How to create new Connectors

  • Import dependencies:

      import java.io._
      import com.wix.accord.Validator
      import com.wix.accord.dsl.{be, _}
      import es.alvsanand.sgc.core.connector.{SgcConnector, SgcConnectorException, SgcConnectorParameters}
      
      // Every other required dependency
    
  • Create a new type of SgcConnectorParameters:

      case class RssParameters(url: String) extends SgcConnectorParameters
    
  • Create a new type of SgcSlot:

      case class RssSlot(title: String, description: String, link: String, date: Date) extends SgcDateSlot
    

Note: in case to be streaming compatible the slot must extend SgcDateSlot. If not, SgcSlot.

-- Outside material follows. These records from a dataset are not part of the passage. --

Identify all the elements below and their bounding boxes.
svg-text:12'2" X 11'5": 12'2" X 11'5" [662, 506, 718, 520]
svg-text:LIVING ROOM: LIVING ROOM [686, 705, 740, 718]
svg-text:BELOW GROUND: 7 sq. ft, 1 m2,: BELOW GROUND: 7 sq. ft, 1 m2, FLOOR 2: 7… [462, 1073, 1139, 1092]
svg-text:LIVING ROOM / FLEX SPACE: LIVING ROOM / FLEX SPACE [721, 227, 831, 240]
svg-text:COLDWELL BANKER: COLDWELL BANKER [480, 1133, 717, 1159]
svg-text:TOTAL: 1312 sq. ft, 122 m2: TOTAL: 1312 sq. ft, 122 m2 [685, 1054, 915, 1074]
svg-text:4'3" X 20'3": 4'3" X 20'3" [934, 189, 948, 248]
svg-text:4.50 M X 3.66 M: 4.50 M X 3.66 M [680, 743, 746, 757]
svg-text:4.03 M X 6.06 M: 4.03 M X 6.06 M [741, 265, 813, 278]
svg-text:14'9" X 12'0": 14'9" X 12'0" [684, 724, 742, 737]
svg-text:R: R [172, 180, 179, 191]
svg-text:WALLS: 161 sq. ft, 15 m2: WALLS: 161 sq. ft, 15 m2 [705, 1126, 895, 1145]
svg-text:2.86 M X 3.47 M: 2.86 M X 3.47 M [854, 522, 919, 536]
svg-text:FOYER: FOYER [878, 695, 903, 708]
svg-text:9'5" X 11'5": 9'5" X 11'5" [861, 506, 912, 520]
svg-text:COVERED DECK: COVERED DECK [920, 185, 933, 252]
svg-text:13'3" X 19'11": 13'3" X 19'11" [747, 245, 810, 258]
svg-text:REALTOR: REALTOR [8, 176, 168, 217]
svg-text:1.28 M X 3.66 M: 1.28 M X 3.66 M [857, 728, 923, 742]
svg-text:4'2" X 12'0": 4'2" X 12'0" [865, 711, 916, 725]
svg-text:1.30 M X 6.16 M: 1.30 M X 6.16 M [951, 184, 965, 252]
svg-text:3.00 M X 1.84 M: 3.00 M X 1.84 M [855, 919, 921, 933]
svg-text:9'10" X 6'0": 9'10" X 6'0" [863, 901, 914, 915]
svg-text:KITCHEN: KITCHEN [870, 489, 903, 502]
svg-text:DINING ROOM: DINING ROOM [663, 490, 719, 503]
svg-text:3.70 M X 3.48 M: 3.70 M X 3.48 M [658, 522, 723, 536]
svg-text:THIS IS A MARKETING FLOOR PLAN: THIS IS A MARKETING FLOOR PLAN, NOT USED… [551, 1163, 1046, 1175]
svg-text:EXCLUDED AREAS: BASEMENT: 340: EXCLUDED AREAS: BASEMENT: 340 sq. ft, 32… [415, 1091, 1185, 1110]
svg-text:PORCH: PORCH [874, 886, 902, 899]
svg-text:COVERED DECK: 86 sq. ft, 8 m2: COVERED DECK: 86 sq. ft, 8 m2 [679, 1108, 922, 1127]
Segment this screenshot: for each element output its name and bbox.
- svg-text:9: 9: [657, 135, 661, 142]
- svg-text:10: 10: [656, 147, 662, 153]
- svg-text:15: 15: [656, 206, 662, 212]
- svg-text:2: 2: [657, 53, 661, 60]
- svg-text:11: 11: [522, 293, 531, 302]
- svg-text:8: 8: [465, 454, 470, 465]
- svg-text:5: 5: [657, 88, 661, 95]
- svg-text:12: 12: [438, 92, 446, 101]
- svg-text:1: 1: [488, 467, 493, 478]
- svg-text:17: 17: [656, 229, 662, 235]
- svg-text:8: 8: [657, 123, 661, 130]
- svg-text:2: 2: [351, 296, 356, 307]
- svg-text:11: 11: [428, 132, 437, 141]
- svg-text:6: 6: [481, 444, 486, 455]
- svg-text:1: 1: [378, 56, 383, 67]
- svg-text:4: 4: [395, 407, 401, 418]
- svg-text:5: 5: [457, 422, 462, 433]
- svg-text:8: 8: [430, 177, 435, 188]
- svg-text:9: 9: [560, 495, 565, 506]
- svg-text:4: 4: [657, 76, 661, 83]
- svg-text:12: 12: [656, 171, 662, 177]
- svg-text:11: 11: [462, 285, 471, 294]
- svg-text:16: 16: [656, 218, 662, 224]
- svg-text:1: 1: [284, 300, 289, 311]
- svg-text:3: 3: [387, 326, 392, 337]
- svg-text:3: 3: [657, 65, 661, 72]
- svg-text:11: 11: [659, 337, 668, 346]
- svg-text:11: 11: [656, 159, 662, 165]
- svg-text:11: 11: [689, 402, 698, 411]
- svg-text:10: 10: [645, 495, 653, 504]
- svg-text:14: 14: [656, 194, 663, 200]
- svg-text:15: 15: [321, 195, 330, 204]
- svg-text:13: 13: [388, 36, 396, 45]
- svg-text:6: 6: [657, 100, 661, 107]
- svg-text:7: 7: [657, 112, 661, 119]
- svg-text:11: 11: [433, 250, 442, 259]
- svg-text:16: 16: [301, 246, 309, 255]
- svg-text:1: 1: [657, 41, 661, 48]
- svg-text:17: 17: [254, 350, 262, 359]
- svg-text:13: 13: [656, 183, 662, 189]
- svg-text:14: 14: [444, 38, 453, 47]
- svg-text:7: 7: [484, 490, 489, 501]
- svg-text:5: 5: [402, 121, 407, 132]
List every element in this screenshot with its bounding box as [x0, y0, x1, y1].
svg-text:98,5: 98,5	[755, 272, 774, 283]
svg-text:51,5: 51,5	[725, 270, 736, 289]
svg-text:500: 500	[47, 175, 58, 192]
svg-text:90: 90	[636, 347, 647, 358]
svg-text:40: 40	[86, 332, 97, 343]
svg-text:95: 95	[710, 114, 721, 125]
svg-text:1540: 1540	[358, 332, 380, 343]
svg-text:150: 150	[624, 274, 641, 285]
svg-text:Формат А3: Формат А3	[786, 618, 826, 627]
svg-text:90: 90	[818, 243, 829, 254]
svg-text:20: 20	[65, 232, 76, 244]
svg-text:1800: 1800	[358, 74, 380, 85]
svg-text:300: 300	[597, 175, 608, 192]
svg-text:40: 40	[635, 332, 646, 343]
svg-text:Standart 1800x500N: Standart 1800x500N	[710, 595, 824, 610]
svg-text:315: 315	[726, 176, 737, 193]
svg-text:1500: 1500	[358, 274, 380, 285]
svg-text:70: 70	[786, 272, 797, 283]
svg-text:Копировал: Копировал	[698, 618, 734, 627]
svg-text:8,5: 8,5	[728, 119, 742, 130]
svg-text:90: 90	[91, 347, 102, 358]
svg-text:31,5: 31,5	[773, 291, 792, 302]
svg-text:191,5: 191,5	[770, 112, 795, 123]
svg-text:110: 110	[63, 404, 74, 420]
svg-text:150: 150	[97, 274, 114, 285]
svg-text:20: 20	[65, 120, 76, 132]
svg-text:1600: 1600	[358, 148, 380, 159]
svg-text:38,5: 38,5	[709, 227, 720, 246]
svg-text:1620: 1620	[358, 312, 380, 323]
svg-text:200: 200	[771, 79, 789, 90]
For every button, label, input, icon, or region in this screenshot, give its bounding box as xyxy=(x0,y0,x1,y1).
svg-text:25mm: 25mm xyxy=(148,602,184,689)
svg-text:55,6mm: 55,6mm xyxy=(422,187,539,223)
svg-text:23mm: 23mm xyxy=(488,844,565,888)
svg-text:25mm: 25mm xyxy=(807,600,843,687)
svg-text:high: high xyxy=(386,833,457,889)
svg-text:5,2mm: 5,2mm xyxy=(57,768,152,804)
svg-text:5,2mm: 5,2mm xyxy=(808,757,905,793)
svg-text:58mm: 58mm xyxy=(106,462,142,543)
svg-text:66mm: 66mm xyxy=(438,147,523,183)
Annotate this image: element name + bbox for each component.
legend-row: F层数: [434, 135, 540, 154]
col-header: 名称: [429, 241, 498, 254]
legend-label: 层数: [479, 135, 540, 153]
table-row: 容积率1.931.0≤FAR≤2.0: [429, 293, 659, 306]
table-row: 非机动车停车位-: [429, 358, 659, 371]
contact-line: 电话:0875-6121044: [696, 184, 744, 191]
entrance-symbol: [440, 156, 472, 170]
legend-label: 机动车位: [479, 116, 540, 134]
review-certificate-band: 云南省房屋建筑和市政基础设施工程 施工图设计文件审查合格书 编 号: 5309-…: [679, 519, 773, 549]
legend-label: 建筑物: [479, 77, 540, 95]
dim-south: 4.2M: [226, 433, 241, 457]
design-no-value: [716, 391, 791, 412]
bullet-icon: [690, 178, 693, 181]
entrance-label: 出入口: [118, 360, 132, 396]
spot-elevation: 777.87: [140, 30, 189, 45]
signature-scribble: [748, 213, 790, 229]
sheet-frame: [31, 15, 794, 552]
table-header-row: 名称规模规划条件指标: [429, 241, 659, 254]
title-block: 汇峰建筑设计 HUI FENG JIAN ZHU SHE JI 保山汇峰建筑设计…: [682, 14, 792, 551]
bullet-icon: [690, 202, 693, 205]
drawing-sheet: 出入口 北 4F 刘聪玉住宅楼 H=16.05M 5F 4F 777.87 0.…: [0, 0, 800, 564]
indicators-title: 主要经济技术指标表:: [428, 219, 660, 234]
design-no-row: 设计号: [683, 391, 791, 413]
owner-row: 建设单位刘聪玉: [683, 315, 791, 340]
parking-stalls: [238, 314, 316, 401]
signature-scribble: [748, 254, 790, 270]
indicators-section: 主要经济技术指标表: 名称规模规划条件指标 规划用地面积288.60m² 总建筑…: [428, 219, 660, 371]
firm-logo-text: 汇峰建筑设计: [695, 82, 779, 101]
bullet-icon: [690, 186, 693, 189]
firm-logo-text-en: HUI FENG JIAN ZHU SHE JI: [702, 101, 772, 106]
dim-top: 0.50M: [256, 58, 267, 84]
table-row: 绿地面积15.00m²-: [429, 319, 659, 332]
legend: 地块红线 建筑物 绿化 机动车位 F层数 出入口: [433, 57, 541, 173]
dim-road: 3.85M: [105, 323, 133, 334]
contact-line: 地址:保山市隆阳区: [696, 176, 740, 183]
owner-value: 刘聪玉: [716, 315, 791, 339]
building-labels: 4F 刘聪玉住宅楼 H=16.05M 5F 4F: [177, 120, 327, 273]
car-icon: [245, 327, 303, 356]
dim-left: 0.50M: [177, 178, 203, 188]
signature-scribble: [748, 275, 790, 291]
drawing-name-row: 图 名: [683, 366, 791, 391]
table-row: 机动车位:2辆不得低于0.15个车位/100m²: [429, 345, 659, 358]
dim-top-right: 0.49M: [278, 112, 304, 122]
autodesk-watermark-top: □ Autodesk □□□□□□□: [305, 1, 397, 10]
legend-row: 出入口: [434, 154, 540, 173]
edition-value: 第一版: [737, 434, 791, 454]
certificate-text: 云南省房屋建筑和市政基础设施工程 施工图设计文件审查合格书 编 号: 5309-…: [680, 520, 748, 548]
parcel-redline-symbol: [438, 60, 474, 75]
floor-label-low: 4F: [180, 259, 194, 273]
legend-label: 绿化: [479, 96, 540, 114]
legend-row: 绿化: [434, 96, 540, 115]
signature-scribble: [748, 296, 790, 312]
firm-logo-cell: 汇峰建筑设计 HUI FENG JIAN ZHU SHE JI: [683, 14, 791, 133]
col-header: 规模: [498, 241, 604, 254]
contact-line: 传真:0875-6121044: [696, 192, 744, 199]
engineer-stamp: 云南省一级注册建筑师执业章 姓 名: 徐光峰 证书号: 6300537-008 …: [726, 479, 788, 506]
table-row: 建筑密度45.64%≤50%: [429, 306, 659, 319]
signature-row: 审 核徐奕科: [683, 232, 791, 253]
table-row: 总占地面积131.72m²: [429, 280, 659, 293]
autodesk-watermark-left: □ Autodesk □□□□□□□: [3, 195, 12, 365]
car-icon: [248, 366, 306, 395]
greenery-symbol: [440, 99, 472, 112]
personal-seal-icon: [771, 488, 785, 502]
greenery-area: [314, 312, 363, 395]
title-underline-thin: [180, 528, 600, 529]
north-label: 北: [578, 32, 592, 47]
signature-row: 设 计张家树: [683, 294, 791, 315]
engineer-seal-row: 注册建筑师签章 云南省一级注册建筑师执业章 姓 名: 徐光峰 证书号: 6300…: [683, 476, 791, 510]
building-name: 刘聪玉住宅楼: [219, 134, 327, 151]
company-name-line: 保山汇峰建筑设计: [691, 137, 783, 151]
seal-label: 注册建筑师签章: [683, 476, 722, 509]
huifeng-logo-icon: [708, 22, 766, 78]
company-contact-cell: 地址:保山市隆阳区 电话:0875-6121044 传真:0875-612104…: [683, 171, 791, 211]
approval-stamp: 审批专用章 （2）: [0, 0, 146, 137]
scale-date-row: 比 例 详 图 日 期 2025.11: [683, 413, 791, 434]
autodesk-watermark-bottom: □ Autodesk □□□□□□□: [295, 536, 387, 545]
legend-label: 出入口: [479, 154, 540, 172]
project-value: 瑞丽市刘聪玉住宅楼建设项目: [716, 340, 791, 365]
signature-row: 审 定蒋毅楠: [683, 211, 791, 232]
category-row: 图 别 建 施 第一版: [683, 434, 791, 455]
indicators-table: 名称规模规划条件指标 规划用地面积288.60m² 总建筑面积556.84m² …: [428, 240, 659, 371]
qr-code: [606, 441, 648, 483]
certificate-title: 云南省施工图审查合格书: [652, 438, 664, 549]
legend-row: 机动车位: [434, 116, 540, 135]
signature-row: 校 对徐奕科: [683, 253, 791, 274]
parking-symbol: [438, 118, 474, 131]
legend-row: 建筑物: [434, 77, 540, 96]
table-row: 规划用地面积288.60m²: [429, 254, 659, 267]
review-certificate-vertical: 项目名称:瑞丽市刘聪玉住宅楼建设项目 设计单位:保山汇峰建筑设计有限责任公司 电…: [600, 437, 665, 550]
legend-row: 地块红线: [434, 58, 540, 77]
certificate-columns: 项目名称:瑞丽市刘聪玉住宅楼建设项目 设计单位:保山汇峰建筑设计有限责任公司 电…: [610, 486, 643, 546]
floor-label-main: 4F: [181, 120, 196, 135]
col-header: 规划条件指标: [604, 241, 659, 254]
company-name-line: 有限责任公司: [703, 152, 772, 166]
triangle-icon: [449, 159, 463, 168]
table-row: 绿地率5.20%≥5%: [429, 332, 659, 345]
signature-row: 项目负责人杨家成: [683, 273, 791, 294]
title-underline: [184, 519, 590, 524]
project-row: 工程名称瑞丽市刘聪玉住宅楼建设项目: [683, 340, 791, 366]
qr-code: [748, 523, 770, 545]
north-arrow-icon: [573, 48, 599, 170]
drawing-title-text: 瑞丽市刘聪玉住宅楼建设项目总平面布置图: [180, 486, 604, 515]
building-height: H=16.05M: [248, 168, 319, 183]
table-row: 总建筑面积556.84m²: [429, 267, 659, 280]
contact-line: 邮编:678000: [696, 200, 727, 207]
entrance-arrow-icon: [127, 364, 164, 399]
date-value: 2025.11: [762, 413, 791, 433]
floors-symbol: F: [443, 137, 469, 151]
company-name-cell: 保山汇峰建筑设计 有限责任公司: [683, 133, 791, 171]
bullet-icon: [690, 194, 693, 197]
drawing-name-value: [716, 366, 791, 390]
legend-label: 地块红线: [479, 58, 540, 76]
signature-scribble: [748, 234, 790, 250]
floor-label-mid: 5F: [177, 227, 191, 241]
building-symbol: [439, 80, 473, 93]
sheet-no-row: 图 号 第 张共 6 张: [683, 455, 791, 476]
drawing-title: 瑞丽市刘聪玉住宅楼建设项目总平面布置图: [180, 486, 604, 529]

  • Create a new type of SgcConnector:

      class RssSgcConnector(parameters: RssParameters)
        extends SgcConnector[RssSlot, RssParameters](parameters) {
        
        ......
      
      }
    
  • Implement the SgcConnector:

    1. Override getValidator in order to validates the parameters:

        override def getValidator(): Validator[RssParameters] = {
            validator[RssParameters] { p =>
              p.url is notNull
              p.url is notEmpty
            }
         }
      
    2. Create a client and be sure it is Thread Safe or there is one instance for every Thread:

        private lazy val client: RSSClient = initClient()
        
        private def initClient(): RSSClient = synchronized {
            var client: RSSClient = null
        
            // Initialize client
        }
      
    3. It is also recommendable to create helper methods to use the client:

        private def connect(): Unit = {
          if (!client.isConnected) {
            Try(client.connect()) match {
              case Failure(e) => throw SgcConnectorException(s"Error connecting to server", e)
              case _ =>
            }
          }
        }
       
        private def disconnect(): Unit = {
          if (client.isConnected) {
            client.disconnect()
          }
        }
        
        private def useClient[T](func: () => T): T = {
          Try(connect()) match {
            case Failure(e) => throw e
            case _ =>
          }
        
         val value = Try(func())
        
          Try(disconnect()) // Ignore exception in disconnecting
        
          value match {
            case Success(s) => s
            case Failure(e) => throw e
          }
        }
      
    4. Override list in order to list the slots available:

        @throws(classOf[SgcConnectorException])
        def list(): Seq[RssSlot] = {
            var entries: Array[FeedMessage] = Array.empty
        
            Try({
              files = useClient[Array[RssSlot]](() => {
                client.listFiles(".").map(x => RssSlot(x.title, x.description, x.link, x.date: Date))
                      .sortBy(_.name).toSeq
              })
            })
            match {
              case Success(v) => v
              case Failure(e) => {
                throw SgcConnectorException(s"Error listing messages", e)
              }
            }
        }
      
    5. Override list in order to validates the parameters:

        @throws(classOf[SgcConnectorException])
          override def fetch(slot: FTPSlot, out: OutputStream): Unit = {
            Try({
              val in = useClient[InputStream](() => {
                client.retrieveFeedMessage(slot.link)
              })
        
              if (in != null) {
                IOUtils.copy(in, out)
        
                in.close()
              }
            })
            match {
              case Success(v) =>
              case Failure(e) => {
                val msg = 
                throw SgcConnectorException(s"Error fetching slot[$slot]", e)
              }
            }
        }
      
  • Create a new type of SgcConnectorFactory:

       object RssSgcConnectorFactory extends SgcConnectorFactory[RssSlot, RssParameters] {
       
         override def get(parameters: RssParameters): SgcConnector[RssSlot, RssParameters] = {
           new RssSgcConnector(parameters)
         }
       }
    

Scaladoc

Here you can see the Scala API documentation of the project.

Examples

There are multiple notebooks that show the features of the Library and how to use it correctly.

Building From Source

To build the JAR slots simply run sbt package from the project root. The build configuration includes support for both Scala 2.10 and 2.11.